Llevo 2 semanas con mi familia, en una ciudad recóndita al sureste del país, a unos kilómetros de la frontera con Guatemala. Estamos en la costa y por ende, el clima es caluroso y húmedo.
Cada vez que me subo al avión camino hacia este lugar, me preparo mentalmente para la ráfaga de viento de bienvenida que parece que me arranca la piel. Sigo caminando mientras inhalo y exhalo, pensando que en unos días me acostumbraré a lo que antes había soportado tan relajadamente, cuando crecía y que dejé de añorar porque soy más fan del frío que del calor. Pero, ahí está mi familia esperando del otro lado de la sala y todo comienza a mejorar.
Dejo atrás lo que traía cargando desde la ciudad más fría y loca. Dejo mis pensamientos, mi cansancio y mis malas vibras. Lo que no dejé atrás fue mi enfermedad, ella se aferró a mi cuerpo hasta que tuve que amanecer en un hospital. Se fue llevándose 6 kilos de mi persona y me dejó, una lista de 10 medicamentos, una pila de almohadas por la noche y una terapia sonsa. Me siento como drogodependiente, de esas que con cada pastilla tiene el efecto placebo y ni siquiera sabe qué medicamento sirve para qué.
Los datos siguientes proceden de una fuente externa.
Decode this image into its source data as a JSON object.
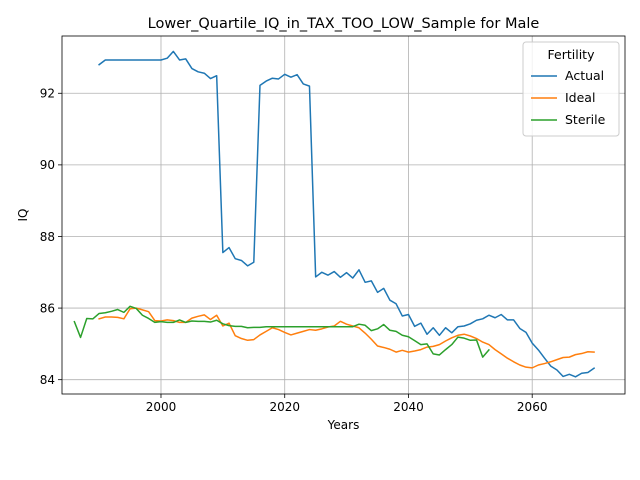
{
  "chart_data": {
    "type": "line",
    "title": "Lower_Quartile_IQ_in_TAX_TOO_LOW_Sample for Male",
    "xlabel": "Years",
    "ylabel": "IQ",
    "xlim": [
      1984,
      2075
    ],
    "ylim": [
      83.6,
      93.6
    ],
    "xticks": [
      2000,
      2020,
      2040,
      2060
    ],
    "yticks": [
      84,
      86,
      88,
      90,
      92
    ],
    "grid": true,
    "legend": {
      "title": "Fertility",
      "placement": "top-right"
    },
    "colors": {
      "Actual": "#1f77b4",
      "Ideal": "#ff7f0e",
      "Sterile": "#2ca02c"
    },
    "series": [
      {
        "name": "Actual",
        "x": [
          1990,
          1991,
          1992,
          1993,
          1994,
          1995,
          1996,
          1997,
          1998,
          1999,
          2000,
          2001,
          2002,
          2003,
          2004,
          2005,
          2006,
          2007,
          2008,
          2009,
          2010,
          2011,
          2012,
          2013,
          2014,
          2015,
          2016,
          2017,
          2018,
          2019,
          2020,
          2021,
          2022,
          2023,
          2024,
          2025,
          2026,
          2027,
          2028,
          2029,
          2030,
          2031,
          2032,
          2033,
          2034,
          2035,
          2036,
          2037,
          2038,
          2039,
          2040,
          2041,
          2042,
          2043,
          2044,
          2045,
          2046,
          2047,
          2048,
          2049,
          2050,
          2051,
          2052,
          2053,
          2054,
          2055,
          2056,
          2057,
          2058,
          2059,
          2060,
          2061,
          2062,
          2063,
          2064,
          2065,
          2066,
          2067,
          2068,
          2069,
          2070
        ],
        "y": [
          92.8,
          92.93,
          92.93,
          92.93,
          92.93,
          92.93,
          92.93,
          92.93,
          92.93,
          92.93,
          92.93,
          92.98,
          93.17,
          92.93,
          92.96,
          92.69,
          92.6,
          92.56,
          92.41,
          92.49,
          87.55,
          87.69,
          87.38,
          87.33,
          87.18,
          87.28,
          92.22,
          92.34,
          92.42,
          92.4,
          92.53,
          92.45,
          92.52,
          92.26,
          92.2,
          86.87,
          87.0,
          86.92,
          87.02,
          86.86,
          86.99,
          86.84,
          87.07,
          86.72,
          86.76,
          86.44,
          86.55,
          86.22,
          86.12,
          85.78,
          85.82,
          85.49,
          85.58,
          85.27,
          85.45,
          85.24,
          85.45,
          85.31,
          85.48,
          85.5,
          85.56,
          85.66,
          85.7,
          85.8,
          85.73,
          85.82,
          85.67,
          85.67,
          85.43,
          85.32,
          85.02,
          84.83,
          84.6,
          84.38,
          84.27,
          84.09,
          84.15,
          84.08,
          84.18,
          84.2,
          84.32
        ]
      },
      {
        "name": "Ideal",
        "x": [
          1990,
          1991,
          1992,
          1993,
          1994,
          1995,
          1996,
          1997,
          1998,
          1999,
          2000,
          2001,
          2002,
          2003,
          2004,
          2005,
          2006,
          2007,
          2008,
          2009,
          2010,
          2011,
          2012,
          2013,
          2014,
          2015,
          2016,
          2017,
          2018,
          2019,
          2020,
          2021,
          2022,
          2023,
          2024,
          2025,
          2026,
          2027,
          2028,
          2029,
          2030,
          2031,
          2032,
          2033,
          2034,
          2035,
          2036,
          2037,
          2038,
          2039,
          2040,
          2041,
          2042,
          2043,
          2044,
          2045,
          2046,
          2047,
          2048,
          2049,
          2050,
          2051,
          2052,
          2053,
          2054,
          2055,
          2056,
          2057,
          2058,
          2059,
          2060,
          2061,
          2062,
          2063,
          2064,
          2065,
          2066,
          2067,
          2068,
          2069,
          2070
        ],
        "y": [
          85.7,
          85.75,
          85.75,
          85.74,
          85.7,
          85.98,
          86.0,
          85.95,
          85.9,
          85.65,
          85.64,
          85.67,
          85.65,
          85.6,
          85.6,
          85.72,
          85.77,
          85.81,
          85.68,
          85.8,
          85.5,
          85.58,
          85.23,
          85.15,
          85.1,
          85.12,
          85.25,
          85.35,
          85.45,
          85.4,
          85.32,
          85.25,
          85.3,
          85.35,
          85.4,
          85.38,
          85.42,
          85.47,
          85.5,
          85.63,
          85.55,
          85.5,
          85.45,
          85.3,
          85.13,
          84.94,
          84.9,
          84.85,
          84.77,
          84.82,
          84.77,
          84.8,
          84.84,
          84.91,
          84.93,
          84.98,
          85.08,
          85.17,
          85.24,
          85.27,
          85.22,
          85.15,
          85.05,
          84.98,
          84.84,
          84.72,
          84.6,
          84.5,
          84.41,
          84.35,
          84.33,
          84.41,
          84.45,
          84.5,
          84.56,
          84.62,
          84.63,
          84.7,
          84.73,
          84.78,
          84.77
        ]
      },
      {
        "name": "Sterile",
        "x": [
          1986,
          1987,
          1988,
          1989,
          1990,
          1991,
          1992,
          1993,
          1994,
          1995,
          1996,
          1997,
          1998,
          1999,
          2000,
          2001,
          2002,
          2003,
          2004,
          2005,
          2006,
          2007,
          2008,
          2009,
          2010,
          2011,
          2012,
          2013,
          2014,
          2015,
          2016,
          2017,
          2018,
          2019,
          2020,
          2021,
          2022,
          2023,
          2024,
          2025,
          2026,
          2027,
          2028,
          2029,
          2030,
          2031,
          2032,
          2033,
          2034,
          2035,
          2036,
          2037,
          2038,
          2039,
          2040,
          2041,
          2042,
          2043,
          2044,
          2045,
          2046,
          2047,
          2048,
          2049,
          2050,
          2051,
          2052,
          2053
        ],
        "y": [
          85.62,
          85.18,
          85.71,
          85.7,
          85.85,
          85.87,
          85.91,
          85.96,
          85.88,
          86.05,
          85.99,
          85.8,
          85.71,
          85.6,
          85.62,
          85.6,
          85.6,
          85.67,
          85.6,
          85.64,
          85.63,
          85.63,
          85.61,
          85.66,
          85.56,
          85.51,
          85.49,
          85.49,
          85.45,
          85.46,
          85.46,
          85.48,
          85.48,
          85.48,
          85.48,
          85.48,
          85.48,
          85.48,
          85.48,
          85.48,
          85.48,
          85.48,
          85.48,
          85.48,
          85.48,
          85.48,
          85.55,
          85.52,
          85.37,
          85.42,
          85.54,
          85.38,
          85.35,
          85.24,
          85.2,
          85.09,
          84.98,
          85.0,
          84.72,
          84.69,
          84.84,
          84.98,
          85.19,
          85.16,
          85.1,
          85.11,
          84.63,
          84.83
        ]
      }
    ]
  }
}
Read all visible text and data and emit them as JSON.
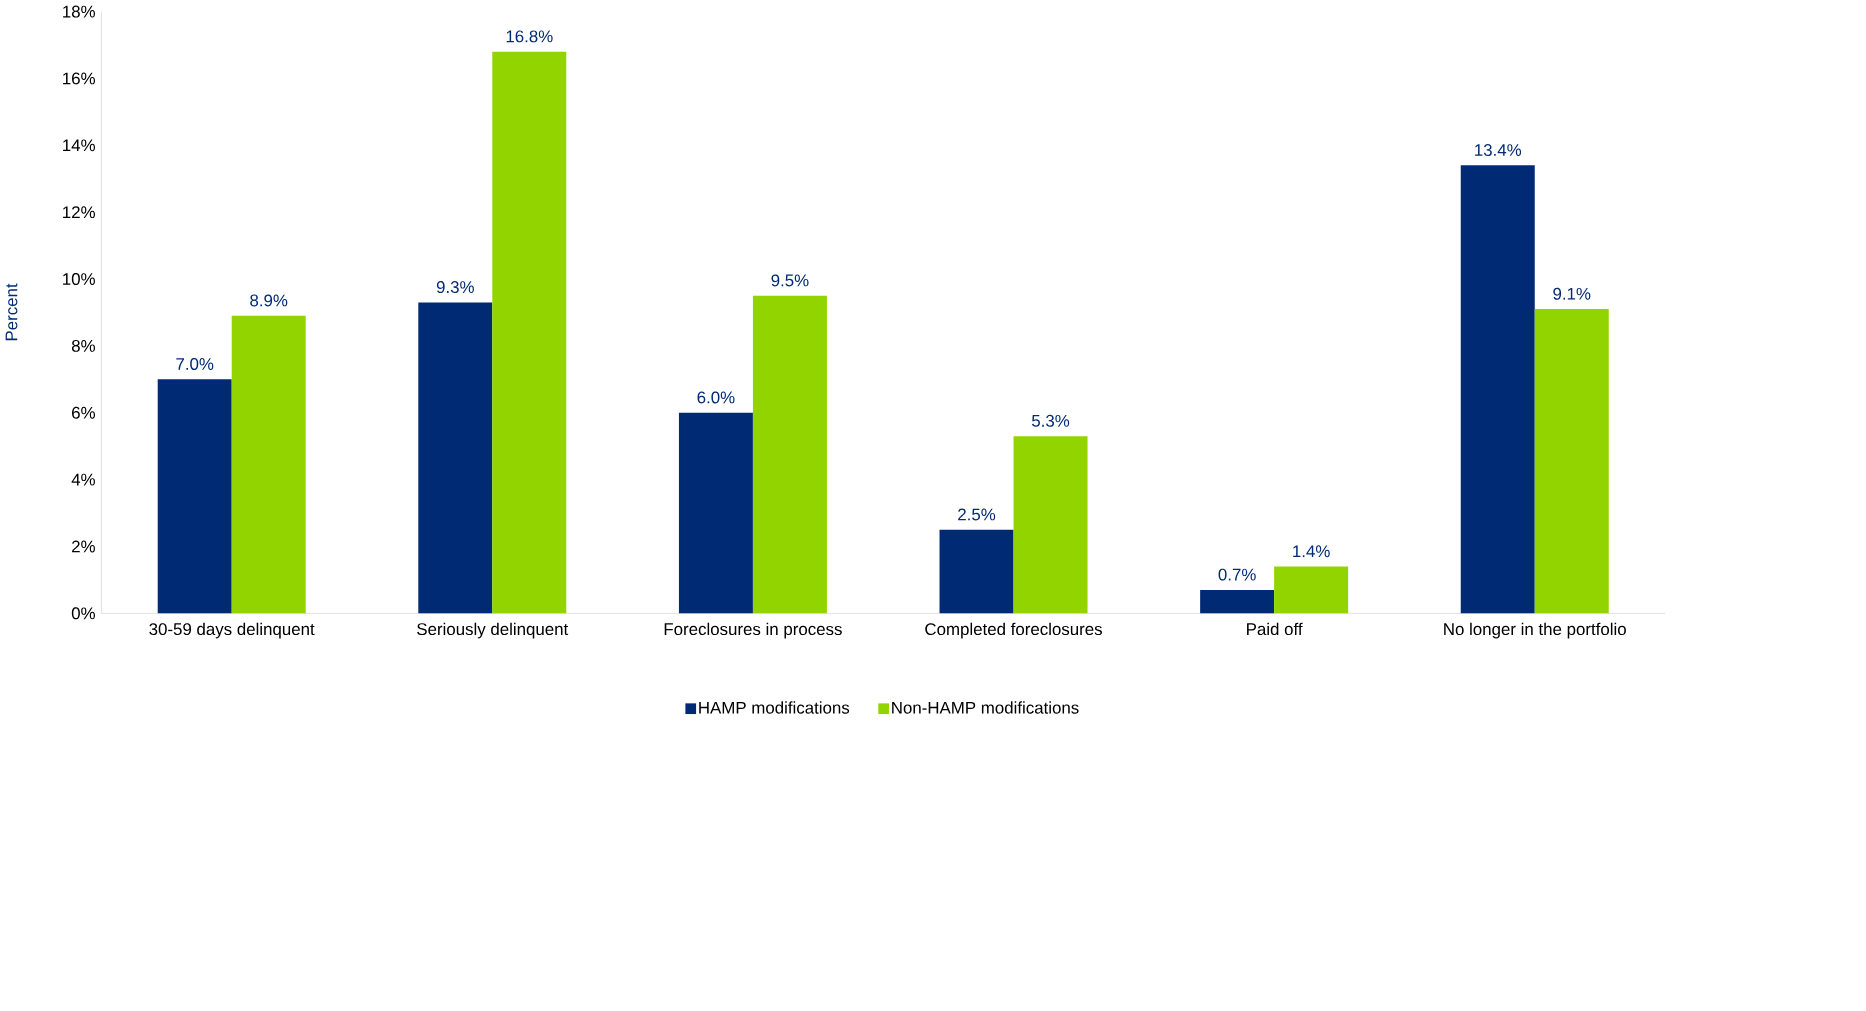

He hecho NADA. Las redes sociales se vuelven tan aburridas, las conversaciones me parecen forzadas y me parece conveniente, a veces hasta mejor, que nadie sepa de mi. Solo mi familia, mis gatos, mi casa y el calor que me abruma en estas vacaciones. Se siente un efecto liberador. Pacífico. Utópico e imperfecto volver a las raíces que una vez me vieron crecer para luego volver al caos al que decidí pertenecer en el frío constante de una ciudad que nunca duerme.